Last Friday night, in the Dallas Mavericks victory against the Denver Nuggets, Christian Wood scored 28 points, a season high. The Mavs won comfortably against a team struggling with injury, something that hasn’t always been the case this season. When asked about Wood’s play, Jason Kidd praised him, including noting that he was unselfish. It felt like there was confidence in the marriage of player and organization.
Two nights later, in the Maverick’s loss against the Denver Nuggets, Christian Wood played 17 minutes, a season low. The Mavs lost in frustrating fashion against a team struggling with injury, something that has been the case far too often this season. When asked about Wood’s lack of playing time, Jason Kidd danced around it. There was a sense of doubt in the marriage of player and organization.
The two paragraphs above sound absurd next to one another, and yet no embellishment was needed. The game-to-game utilization is confusing, and Jason Kidd’s quotes on the matter, a mix of foggy subtext about selfishness and fogey cliches about winning, only make the situation harder to understand.
Kidd’s allusion to selfishness stopped short of calling Wood out, but it was curious to answer a question about lowered minutes with a statement about the necessity of selfless play. Yes, Wood has a tendency to see screen-setting as an opportunity to put himself in a better position to score, but Tim Hardaway Jr. managed to shoot more than three times as much as Wood in only three more minutes.
Kidd said playing time is earned, stating “it’s about winning, not points or minutes”. Yet, the team lost. This is overly simplistic, but half of the game is about scoring points. Wood is second on the team in points-per-36 minutes by a nearly six-point margin. He’s shooting a blistering 57%, coming in at 15th in the NBA in True Shooting, a stat combining shooting categories to capture efficiency. To juxtapose his usage with Hardaway Jr. again, the shooting guard averages 0.3 more shot attempts than Wood and shoots a full 25% less. I believe there are invisible elements of offensive basketball which impact winning, and I know that Wood is prone to “losing” mistakes. His screening is not only often self-serving, but too lax to help give Luka runway. He’s second on the team in turnovers. Yet it’s hard to believe they hurt the team more than his efficiency as a scorer helps.

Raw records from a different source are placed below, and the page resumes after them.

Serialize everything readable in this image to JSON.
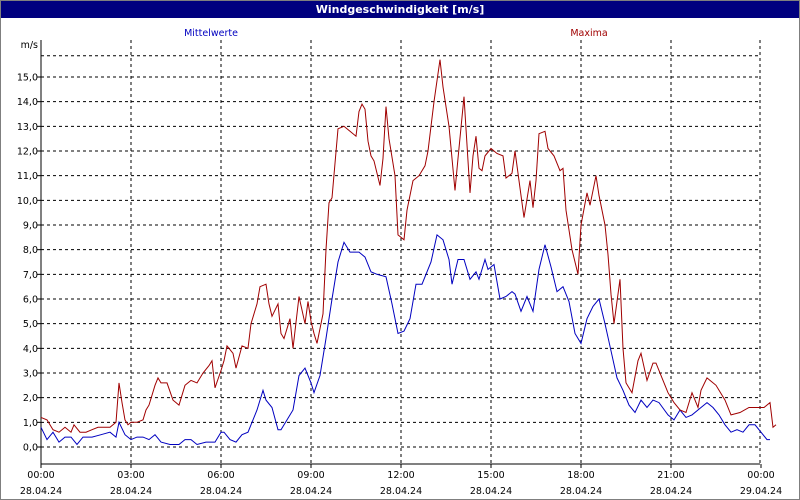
{
  "window": {
    "title": "Windgeschwindigkeit [m/s]"
  },
  "chart_data": {
    "type": "line",
    "title": "Windgeschwindigkeit [m/s]",
    "ylabel": "m/s",
    "xlabel": "",
    "ylim": [
      -0.6,
      16.5
    ],
    "xlim": [
      0,
      24
    ],
    "grid": true,
    "legend_placement": "top",
    "y_ticks": [
      {
        "value": 0.0,
        "label": "0,0"
      },
      {
        "value": 1.0,
        "label": "1,0"
      },
      {
        "value": 2.0,
        "label": "2,0"
      },
      {
        "value": 3.0,
        "label": "3,0"
      },
      {
        "value": 4.0,
        "label": "4,0"
      },
      {
        "value": 5.0,
        "label": "5,0"
      },
      {
        "value": 6.0,
        "label": "6,0"
      },
      {
        "value": 7.0,
        "label": "7,0"
      },
      {
        "value": 8.0,
        "label": "8,0"
      },
      {
        "value": 9.0,
        "label": "9,0"
      },
      {
        "value": 10.0,
        "label": "10,0"
      },
      {
        "value": 11.0,
        "label": "11,0"
      },
      {
        "value": 12.0,
        "label": "12,0"
      },
      {
        "value": 13.0,
        "label": "13,0"
      },
      {
        "value": 14.0,
        "label": "14,0"
      },
      {
        "value": 15.0,
        "label": "15,0"
      }
    ],
    "x_ticks": [
      {
        "value": 0,
        "time": "00:00",
        "date": "28.04.24"
      },
      {
        "value": 3,
        "time": "03:00",
        "date": "28.04.24"
      },
      {
        "value": 6,
        "time": "06:00",
        "date": "28.04.24"
      },
      {
        "value": 9,
        "time": "09:00",
        "date": "28.04.24"
      },
      {
        "value": 12,
        "time": "12:00",
        "date": "28.04.24"
      },
      {
        "value": 15,
        "time": "15:00",
        "date": "28.04.24"
      },
      {
        "value": 18,
        "time": "18:00",
        "date": "28.04.24"
      },
      {
        "value": 21,
        "time": "21:00",
        "date": "28.04.24"
      },
      {
        "value": 24,
        "time": "00:00",
        "date": "29.04.24"
      }
    ],
    "colors": {
      "mittelwerte": "#0000c0",
      "maxima": "#a00000",
      "grid": "#000000"
    },
    "series": [
      {
        "name": "Mittelwerte",
        "color": "#0000c0",
        "points": [
          [
            0.0,
            0.8
          ],
          [
            0.2,
            0.3
          ],
          [
            0.4,
            0.6
          ],
          [
            0.6,
            0.2
          ],
          [
            0.8,
            0.4
          ],
          [
            1.0,
            0.4
          ],
          [
            1.2,
            0.1
          ],
          [
            1.4,
            0.4
          ],
          [
            1.7,
            0.4
          ],
          [
            2.0,
            0.5
          ],
          [
            2.3,
            0.6
          ],
          [
            2.5,
            0.4
          ],
          [
            2.6,
            1.0
          ],
          [
            2.8,
            0.5
          ],
          [
            3.0,
            0.3
          ],
          [
            3.2,
            0.4
          ],
          [
            3.4,
            0.4
          ],
          [
            3.6,
            0.3
          ],
          [
            3.8,
            0.5
          ],
          [
            4.0,
            0.2
          ],
          [
            4.3,
            0.1
          ],
          [
            4.6,
            0.1
          ],
          [
            4.8,
            0.3
          ],
          [
            5.0,
            0.3
          ],
          [
            5.2,
            0.1
          ],
          [
            5.5,
            0.2
          ],
          [
            5.8,
            0.2
          ],
          [
            6.0,
            0.6
          ],
          [
            6.1,
            0.6
          ],
          [
            6.3,
            0.3
          ],
          [
            6.5,
            0.2
          ],
          [
            6.7,
            0.5
          ],
          [
            6.9,
            0.6
          ],
          [
            7.0,
            0.9
          ],
          [
            7.2,
            1.5
          ],
          [
            7.4,
            2.3
          ],
          [
            7.5,
            1.9
          ],
          [
            7.7,
            1.6
          ],
          [
            7.9,
            0.7
          ],
          [
            8.0,
            0.7
          ],
          [
            8.2,
            1.1
          ],
          [
            8.4,
            1.5
          ],
          [
            8.6,
            2.9
          ],
          [
            8.8,
            3.2
          ],
          [
            9.0,
            2.6
          ],
          [
            9.1,
            2.2
          ],
          [
            9.3,
            2.9
          ],
          [
            9.5,
            4.4
          ],
          [
            9.7,
            6.0
          ],
          [
            9.9,
            7.5
          ],
          [
            10.1,
            8.3
          ],
          [
            10.3,
            7.9
          ],
          [
            10.6,
            7.9
          ],
          [
            10.8,
            7.7
          ],
          [
            11.0,
            7.1
          ],
          [
            11.2,
            7.0
          ],
          [
            11.5,
            6.9
          ],
          [
            11.7,
            5.8
          ],
          [
            11.9,
            4.6
          ],
          [
            12.1,
            4.7
          ],
          [
            12.3,
            5.2
          ],
          [
            12.5,
            6.6
          ],
          [
            12.7,
            6.6
          ],
          [
            13.0,
            7.5
          ],
          [
            13.2,
            8.6
          ],
          [
            13.4,
            8.4
          ],
          [
            13.6,
            7.6
          ],
          [
            13.7,
            6.6
          ],
          [
            13.9,
            7.6
          ],
          [
            14.1,
            7.6
          ],
          [
            14.3,
            6.8
          ],
          [
            14.5,
            7.1
          ],
          [
            14.6,
            6.8
          ],
          [
            14.8,
            7.6
          ],
          [
            14.9,
            7.2
          ],
          [
            15.1,
            7.4
          ],
          [
            15.3,
            6.0
          ],
          [
            15.5,
            6.1
          ],
          [
            15.7,
            6.3
          ],
          [
            15.8,
            6.2
          ],
          [
            16.0,
            5.5
          ],
          [
            16.2,
            6.1
          ],
          [
            16.4,
            5.5
          ],
          [
            16.6,
            7.2
          ],
          [
            16.8,
            8.2
          ],
          [
            17.0,
            7.3
          ],
          [
            17.2,
            6.3
          ],
          [
            17.4,
            6.5
          ],
          [
            17.6,
            5.9
          ],
          [
            17.8,
            4.6
          ],
          [
            18.0,
            4.2
          ],
          [
            18.2,
            5.2
          ],
          [
            18.4,
            5.7
          ],
          [
            18.6,
            6.0
          ],
          [
            18.8,
            5.0
          ],
          [
            19.0,
            3.9
          ],
          [
            19.2,
            2.8
          ],
          [
            19.4,
            2.3
          ],
          [
            19.6,
            1.7
          ],
          [
            19.8,
            1.4
          ],
          [
            20.0,
            1.9
          ],
          [
            20.2,
            1.6
          ],
          [
            20.4,
            1.9
          ],
          [
            20.6,
            1.8
          ],
          [
            20.9,
            1.3
          ],
          [
            21.1,
            1.1
          ],
          [
            21.3,
            1.5
          ],
          [
            21.5,
            1.2
          ],
          [
            21.7,
            1.3
          ],
          [
            22.0,
            1.6
          ],
          [
            22.2,
            1.8
          ],
          [
            22.4,
            1.6
          ],
          [
            22.6,
            1.3
          ],
          [
            22.8,
            0.9
          ],
          [
            23.0,
            0.6
          ],
          [
            23.2,
            0.7
          ],
          [
            23.4,
            0.6
          ],
          [
            23.6,
            0.9
          ],
          [
            23.8,
            0.9
          ],
          [
            24.0,
            0.6
          ],
          [
            24.2,
            0.3
          ],
          [
            24.3,
            0.3
          ]
        ]
      },
      {
        "name": "Maxima",
        "color": "#a00000",
        "points": [
          [
            0.0,
            1.2
          ],
          [
            0.2,
            1.1
          ],
          [
            0.4,
            0.7
          ],
          [
            0.6,
            0.6
          ],
          [
            0.8,
            0.8
          ],
          [
            1.0,
            0.6
          ],
          [
            1.1,
            0.9
          ],
          [
            1.3,
            0.6
          ],
          [
            1.5,
            0.6
          ],
          [
            1.7,
            0.7
          ],
          [
            1.9,
            0.8
          ],
          [
            2.1,
            0.8
          ],
          [
            2.3,
            0.8
          ],
          [
            2.5,
            1.0
          ],
          [
            2.6,
            2.6
          ],
          [
            2.7,
            1.8
          ],
          [
            2.8,
            1.1
          ],
          [
            2.9,
            0.9
          ],
          [
            3.0,
            1.0
          ],
          [
            3.2,
            1.0
          ],
          [
            3.4,
            1.1
          ],
          [
            3.5,
            1.5
          ],
          [
            3.6,
            1.7
          ],
          [
            3.8,
            2.5
          ],
          [
            3.9,
            2.8
          ],
          [
            4.0,
            2.6
          ],
          [
            4.2,
            2.6
          ],
          [
            4.4,
            1.9
          ],
          [
            4.6,
            1.7
          ],
          [
            4.8,
            2.5
          ],
          [
            5.0,
            2.7
          ],
          [
            5.2,
            2.6
          ],
          [
            5.4,
            3.0
          ],
          [
            5.6,
            3.3
          ],
          [
            5.7,
            3.5
          ],
          [
            5.8,
            2.4
          ],
          [
            6.0,
            3.1
          ],
          [
            6.1,
            3.5
          ],
          [
            6.2,
            4.1
          ],
          [
            6.4,
            3.8
          ],
          [
            6.5,
            3.2
          ],
          [
            6.7,
            4.1
          ],
          [
            6.9,
            4.0
          ],
          [
            7.0,
            5.0
          ],
          [
            7.2,
            5.8
          ],
          [
            7.3,
            6.5
          ],
          [
            7.5,
            6.6
          ],
          [
            7.6,
            5.8
          ],
          [
            7.7,
            5.3
          ],
          [
            7.9,
            5.8
          ],
          [
            8.0,
            4.6
          ],
          [
            8.1,
            4.4
          ],
          [
            8.3,
            5.2
          ],
          [
            8.4,
            4.0
          ],
          [
            8.6,
            6.1
          ],
          [
            8.8,
            5.0
          ],
          [
            8.9,
            5.9
          ],
          [
            9.0,
            5.1
          ],
          [
            9.1,
            4.6
          ],
          [
            9.2,
            4.2
          ],
          [
            9.4,
            5.4
          ],
          [
            9.5,
            8.0
          ],
          [
            9.6,
            9.9
          ],
          [
            9.7,
            10.1
          ],
          [
            9.9,
            12.9
          ],
          [
            10.1,
            13.0
          ],
          [
            10.3,
            12.8
          ],
          [
            10.5,
            12.6
          ],
          [
            10.6,
            13.6
          ],
          [
            10.7,
            13.9
          ],
          [
            10.8,
            13.7
          ],
          [
            10.9,
            12.4
          ],
          [
            11.0,
            11.8
          ],
          [
            11.1,
            11.6
          ],
          [
            11.3,
            10.6
          ],
          [
            11.4,
            11.7
          ],
          [
            11.5,
            13.8
          ],
          [
            11.6,
            12.5
          ],
          [
            11.8,
            11.0
          ],
          [
            11.9,
            8.6
          ],
          [
            12.1,
            8.4
          ],
          [
            12.2,
            9.6
          ],
          [
            12.4,
            10.8
          ],
          [
            12.6,
            11.0
          ],
          [
            12.8,
            11.4
          ],
          [
            12.9,
            12.0
          ],
          [
            13.0,
            13.0
          ],
          [
            13.1,
            14.0
          ],
          [
            13.3,
            15.7
          ],
          [
            13.4,
            14.6
          ],
          [
            13.6,
            13.0
          ],
          [
            13.8,
            10.4
          ],
          [
            13.9,
            11.7
          ],
          [
            14.1,
            14.2
          ],
          [
            14.3,
            10.3
          ],
          [
            14.4,
            11.8
          ],
          [
            14.5,
            12.6
          ],
          [
            14.6,
            11.3
          ],
          [
            14.7,
            11.2
          ],
          [
            14.8,
            11.8
          ],
          [
            15.0,
            12.1
          ],
          [
            15.2,
            11.9
          ],
          [
            15.4,
            11.8
          ],
          [
            15.5,
            10.9
          ],
          [
            15.7,
            11.1
          ],
          [
            15.8,
            12.0
          ],
          [
            16.0,
            10.2
          ],
          [
            16.1,
            9.3
          ],
          [
            16.3,
            10.8
          ],
          [
            16.4,
            9.7
          ],
          [
            16.5,
            10.8
          ],
          [
            16.6,
            12.7
          ],
          [
            16.8,
            12.8
          ],
          [
            16.9,
            12.1
          ],
          [
            17.1,
            11.8
          ],
          [
            17.3,
            11.2
          ],
          [
            17.4,
            11.3
          ],
          [
            17.5,
            9.6
          ],
          [
            17.7,
            8.0
          ],
          [
            17.9,
            7.0
          ],
          [
            18.0,
            9.0
          ],
          [
            18.2,
            10.3
          ],
          [
            18.3,
            9.8
          ],
          [
            18.5,
            11.0
          ],
          [
            18.6,
            10.2
          ],
          [
            18.8,
            9.0
          ],
          [
            18.9,
            7.8
          ],
          [
            19.0,
            6.2
          ],
          [
            19.1,
            5.0
          ],
          [
            19.3,
            6.8
          ],
          [
            19.4,
            4.0
          ],
          [
            19.5,
            2.6
          ],
          [
            19.7,
            2.2
          ],
          [
            19.9,
            3.5
          ],
          [
            20.0,
            3.8
          ],
          [
            20.2,
            2.7
          ],
          [
            20.4,
            3.4
          ],
          [
            20.5,
            3.4
          ],
          [
            20.7,
            2.8
          ],
          [
            20.9,
            2.2
          ],
          [
            21.1,
            1.8
          ],
          [
            21.3,
            1.5
          ],
          [
            21.5,
            1.4
          ],
          [
            21.7,
            2.2
          ],
          [
            21.9,
            1.6
          ],
          [
            22.0,
            2.3
          ],
          [
            22.2,
            2.8
          ],
          [
            22.5,
            2.5
          ],
          [
            22.8,
            1.9
          ],
          [
            23.0,
            1.3
          ],
          [
            23.3,
            1.4
          ],
          [
            23.6,
            1.6
          ],
          [
            23.9,
            1.6
          ],
          [
            24.1,
            1.6
          ],
          [
            24.3,
            1.8
          ],
          [
            24.4,
            0.8
          ],
          [
            24.5,
            0.9
          ]
        ]
      }
    ]
  }
}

He also suggested depth in the front court was partially responsible, and yet the team was without Maxi Kleber. At one point Kidd suggested “the beauty” of Kleber being out was how many bigs demand playing time besides him. In a combined 53.2 minutes per game, the combination of Dwight Powell, Javale Mcgee, and Kleber score less points than Christian Wood does in his 24.6. I see little beauty in having multiple players who might deserve playing time, without a clear vision of how to use the one with the highest ceiling.
Jason Kidd’s best contribution as a coach has been instilling a defensive foundation. The system was built on tight rotations that allowed for controlled aggressiveness, and Wood’s biggest flaws are problematic within that framework. He misses rotations, and leaving teammates out to dry within the scheme is a form of selfishness in itself. Still, Kidd’s use of Wood would strain credulity if it was coming from mid-2000’s Gregg Popovich. The team is not built to withstand such minimization of offensive talent–the scoring burden is too narrowly assigned, with only Doncic and Spencer Dinwiddie as volume scorers. Having a third volume scorer doesn’t look like a choice, but rather the bed the front office made.
It’s easy to see that Kidd thinks Wood’s flaws are detrimental in a manner that outweighs his contribution. It’s just hard not to call that attitude a problem of ego when a coach states that his basketball belief system leads to wins, while answering questions about underachieving losses.
Thee bigger picture is just as confusing. Why trade a pick for a player you aren’t interested in maximizing? Do you want to pay him an extension befitting a starter if he sometimes plays seventeen minutes? Why take a flier on a player with clear pros and cons, then punish him for his negatives even as the positives are as advertised? If Nico Harrison believed in him, how can there be such a disconnect between front office and coach? There are nuances that make the unresolved questions easier to accept–that the Mavericks moved players they had no use for and traded back into the draft to get the player they wanted. These nuances still suggest that Christian Wood’s integration is of little consequence, which is problematic when considering a roster starved of assets and overly-dependent on its superstar.
This is why Kidd’s attitude towards Wood’s role is so alarming; misplaced ego is one thing, but haphazard roster construction is more concerning. It’s hard to feel confident in the big picture when the small one is so murky; single games can be microcosms of the flaws and strengths of an organization’s team building vision. What the Dallas Mavericks must realize, sooner rather than later, is that the results of these games aren’t isolated incidents. That no one loss is just a loss, that the players besides Luka aren’t replaceable cogs, and that there is no set of principles which guarantee wins without talent to back them up.